“All the Eurozone Is Capable of Is ‘Stealing’ Growth from Others”

There were other signs of traction. The Eurozone trade surplus with the rest of the world has been setting new records, powered by strong exports, particularly from Germany. This trend kicked off before the euro started tanking a year ago.So on Monday, ECB President Mario Draghi took the opportunity to slap himself and his colleagues on the back for their heroic and bold action, as these things are called, and offered an upbeat assessment of the Eurozone economy. He proclaimed “that growth is gaining momentum.” And he totally nailed it with three out of the four reasons he gave for that growth:

This is due to in particular the fall in oil prices, the gradual firming of external demand, easy financing conditions driven by our accommodative monetary policy, and the depreciation of the euro.

But just when we’re about to begin jubilating that the Eurozone is finally crawling out of its economic quagmire to bask in the German sun, if any, we get some very unwelcome clarity from investment bank Natixis, a subsidiary of Groupe BPCE, France’s second largest megabank:

But the important point is that this improvement in the Eurozone’s economic situation has been “stolen” from the rest of the world and does not stem from developments inside the Eurozone.

What a party-pooper report! It’s titled, “All the euro zone is capable of doing is “stealing” its growth from others.”
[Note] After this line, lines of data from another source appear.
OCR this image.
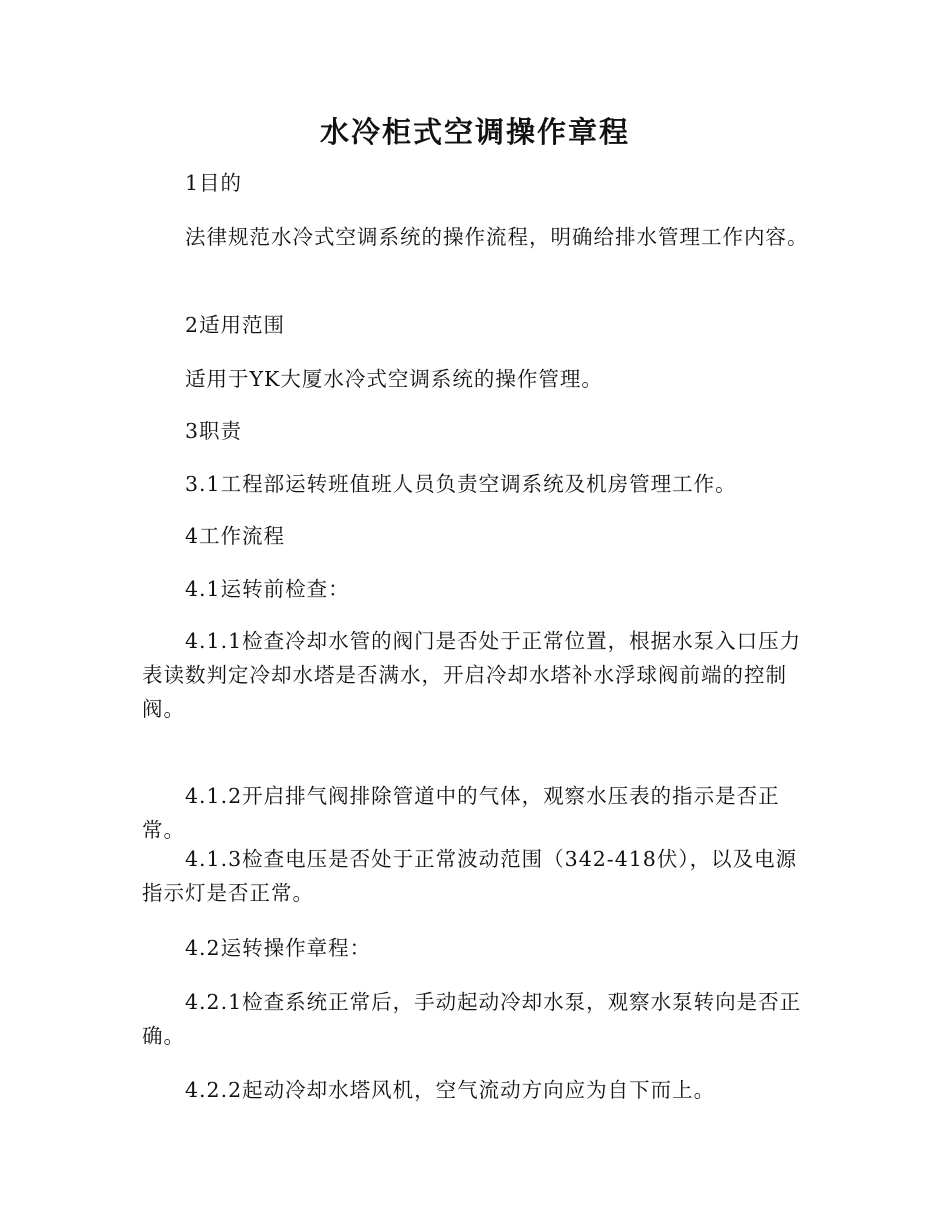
水冷柜式空调操作章程

1目的

法律规范水冷式空调系统的操作流程，明确给排水管理工作内容。

2适用范围

适用于YK大厦水冷式空调系统的操作管理。

3职责

3.1工程部运转班值班人员负责空调系统及机房管理工作。

4工作流程

4.1运转前检查：

4.1.1检查冷却水管的阀门是否处于正常位置，根据水泵入口压力表读数判定冷却水塔是否满水，开启冷却水塔补水浮球阀前端的控制阀。

4.1.2开启排气阀排除管道中的气体，观察水压表的指示是否正常。

4.1.3检查电压是否处于正常波动范围（342-418伏），以及电源指示灯是否正常。

4.2运转操作章程：

4.2.1检查系统正常后，手动起动冷却水泵，观察水泵转向是否正确。

4.2.2起动冷却水塔风机，空气流动方向应为自下而上。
It then proceeds to list the three ways in which the Eurozone was “stealing” growth from other economies, which turn out to be the three very reasons that Draghi had totally nailed, and for which he was slapping himself on the back.

The depreciation of the euro. It has boosted already strong Eurozone exports, and inflated the Eurozone trade surplus further, “but at the expense of the Eurozone’s competitors,” including the US, emerging countries, and others.

The plunge in the price of oil. It has “sharply reduced the cost of the Eurozone’s energy imports,” which have been dropping from over 5% of nominal GDP in 2012 toward 3% now. But this comes “obviously at the expense of oil-exporting countries (OPEC countries, Russia).”

The trade surplus with the rest of the world, particularly Germany’s trade surplus with the rest of the world.